Empowering Healthcare Practitioners with Language Models: Structuring Speech Transcripts in Two Real-World Clinical Applications
Jean-Philippe Corbeil, Asma Ben Abacha, George Michalopoulos, Phillip Swazinna, Miguel Del-Agua, Jerome Tremblay, Akila Jeeson Daniel, Cari Bader, Yu-Cheng Cho, Pooja Krishnan, Nathan Bodenstab, Thomas Lin, Wenxuan Teng, Francois Beaulieu, Paul Vozila
TL;DR
This work tackles two high-impact clinical NLP tasks—structured nursing observation extraction from nurse dictations and medical order extraction from doctor–patient conversations—due to data scarcity and sensitivity. It evaluates both open- and closed-weight LLMs on proprietary hospital data and newly released open datasets, and introduces an agentic data-generation pipeline to create realistic, non-sensitive nursing data (SYNUR) alongside the first medical order extraction dataset (SIMORD). The authors demonstrate that LLMs can reduce documentation burden, analyze the relative strengths of different model families, and highlight practical challenges such as long-context handling and output parsing.
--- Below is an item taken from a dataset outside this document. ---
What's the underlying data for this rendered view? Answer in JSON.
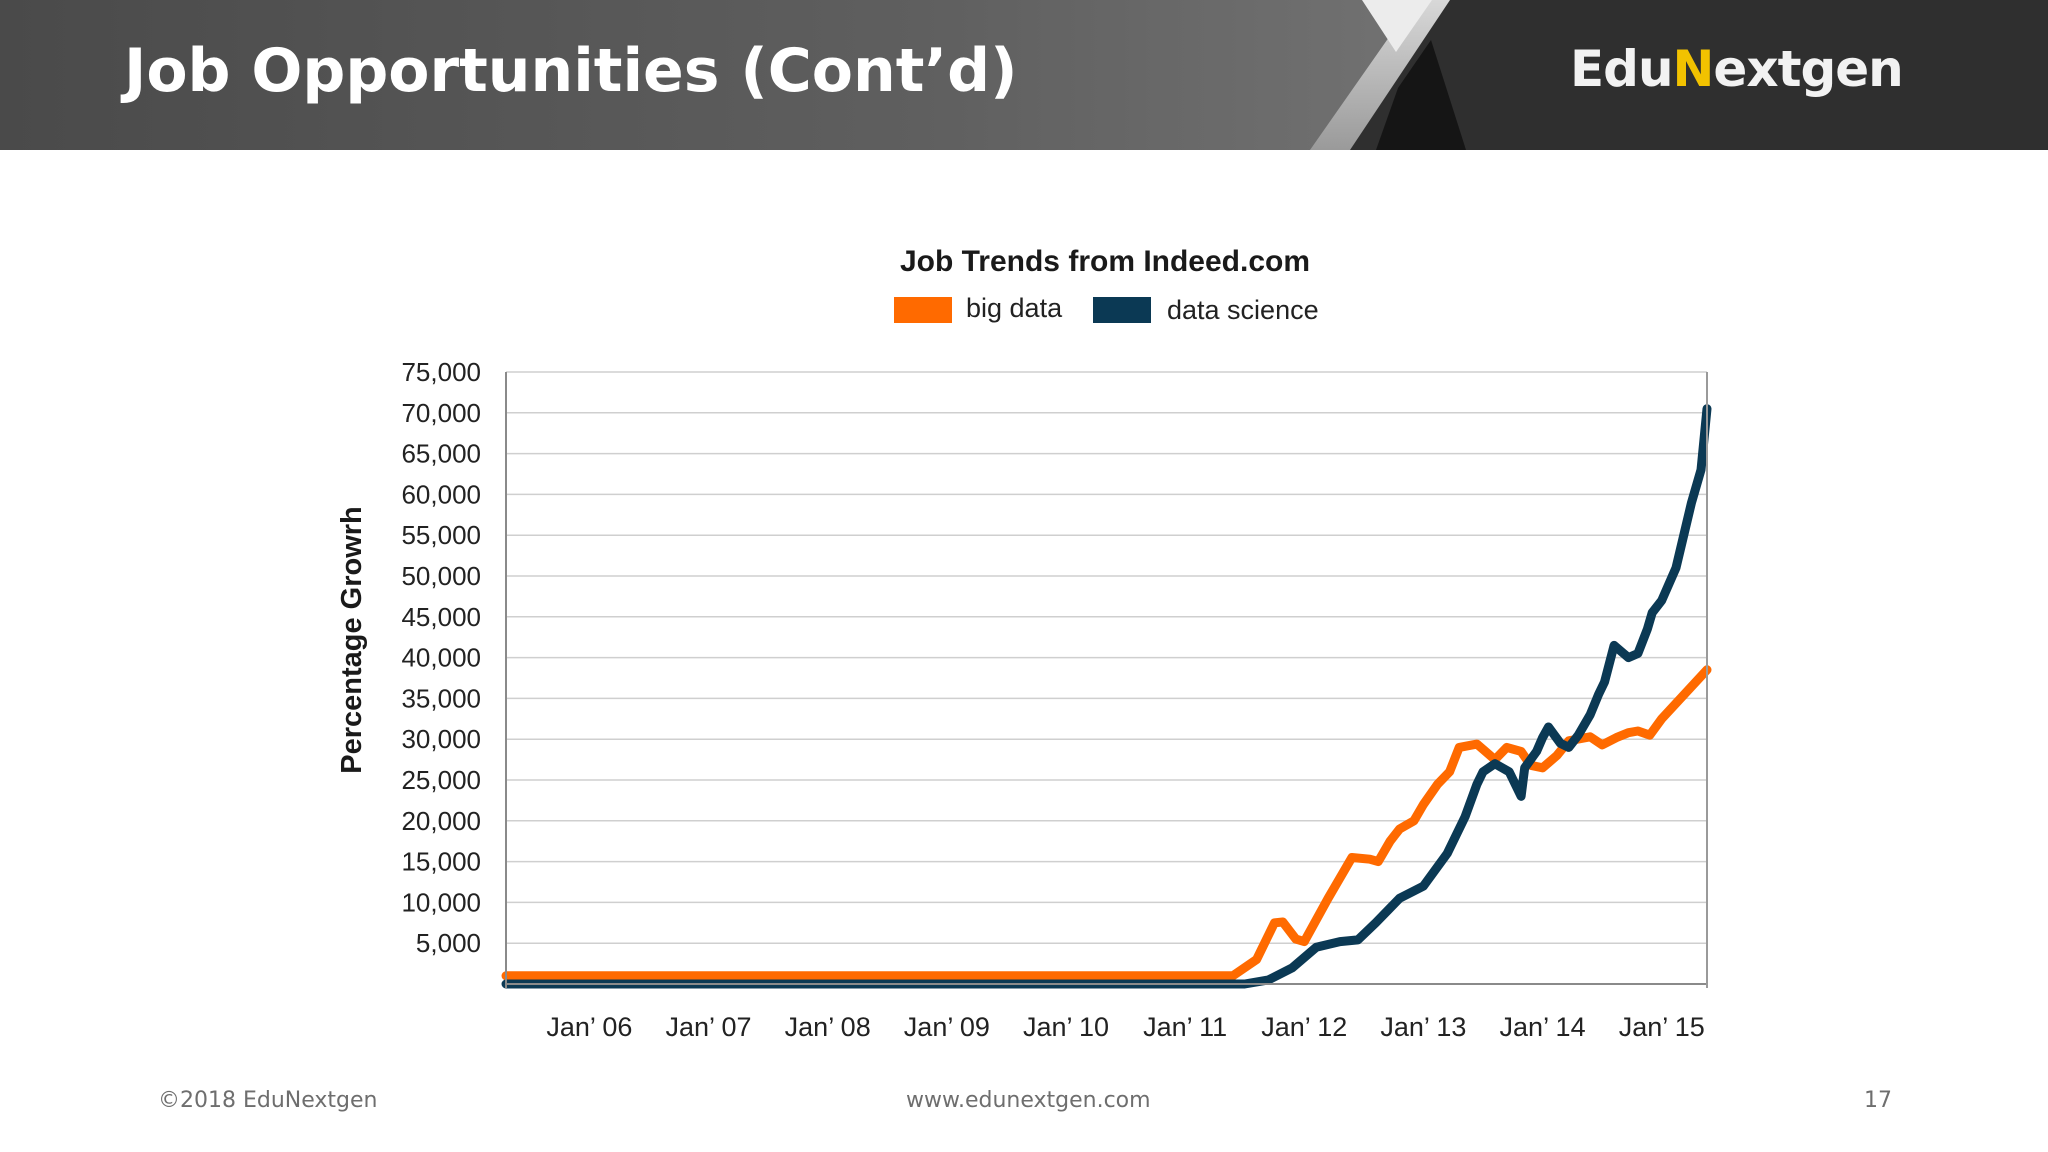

The release of SYNUR and SIMORD provides valuable resources for ongoing research, while the study outlines a path toward scalable, LLM-driven clinical documentation solutions, with clear avenues for future work including larger datasets and constrained-output improvements.
Abstract
Large language models (LLMs) such as GPT-4o and o1 have demonstrated strong performance on clinical natural language processing (NLP) tasks across multiple medical benchmarks. Nonetheless, two high-impact NLP tasks - structured tabular reporting from nurse dictations and medical order extraction from doctor-patient consultations - remain underexplored due to data scarcity and sensitivity, despite active industry efforts. Practical solutions to these real-world clinical tasks can significantly reduce the documentation burden on healthcare providers, allowing greater focus on patient care. In this paper, we investigate these two challenging tasks using private and open-source clinical datasets, evaluating the performance of both open- and closed-weight LLMs, and analyzing their respective strengths and limitations. Furthermore, we propose an agentic pipeline for generating realistic, non-sensitive nurse dictations, enabling structured extraction of clinical observations. To support further research in both areas, we release SYNUR and SIMORD, the first open-source datasets for nurse observation extraction and medical order extraction.